244 Treasury Management Mid-Year Review 2020/21 PDF 75 KB
The Head of Strategic Finance and Property presented the report to the Committee. He said there had been a technical breach of the counter party limit for a period of two days, which had previously been reported on. This had been caused by a large payment from Central Government for business support grants. Therefore, the increased limit had been proposed.
The Chairman said that most of the structural borrowing had matured and asked if there was only around £1.5 million remaining to pay. He also asked about the need within the capital budget to borrow funds and commented that this was a good time to borrow due to low and stagnating interest rates.
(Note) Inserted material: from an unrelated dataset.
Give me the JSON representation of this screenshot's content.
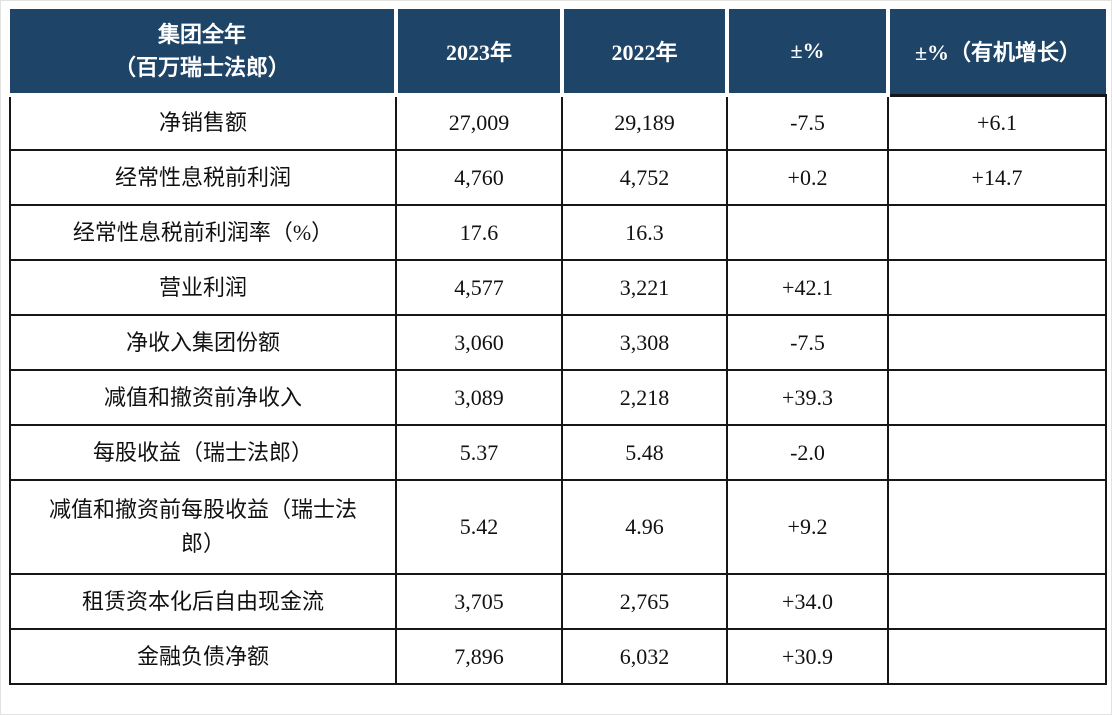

The Head of Service said the Chairman’s understanding of outstanding borrowing was correct and it had not made financial sense to reschedule any of this remaining debt due to the punitive repayment terms set by the Public Works Loans Board (PWLB) which made early repayment more expensive than carrying the debt through to maturity. It would be difficult to foresee that borrowing would be as cheap again as it was currently. When borrowing, the Council would secure fixed interest rates, and the term of the loan would be tailored to the specific use of the funds. The Council would need to ensure it could service all debts and stay within its borrowing limits. Whether this would hamper the Council’s spending plans depended on the Old River Lane project and what kind of debt profile resulted from this, as well as a number of other factors. The various permutations would become clearer once the format of the capital programme reporting was changed.
RESOLVED – that the report be received.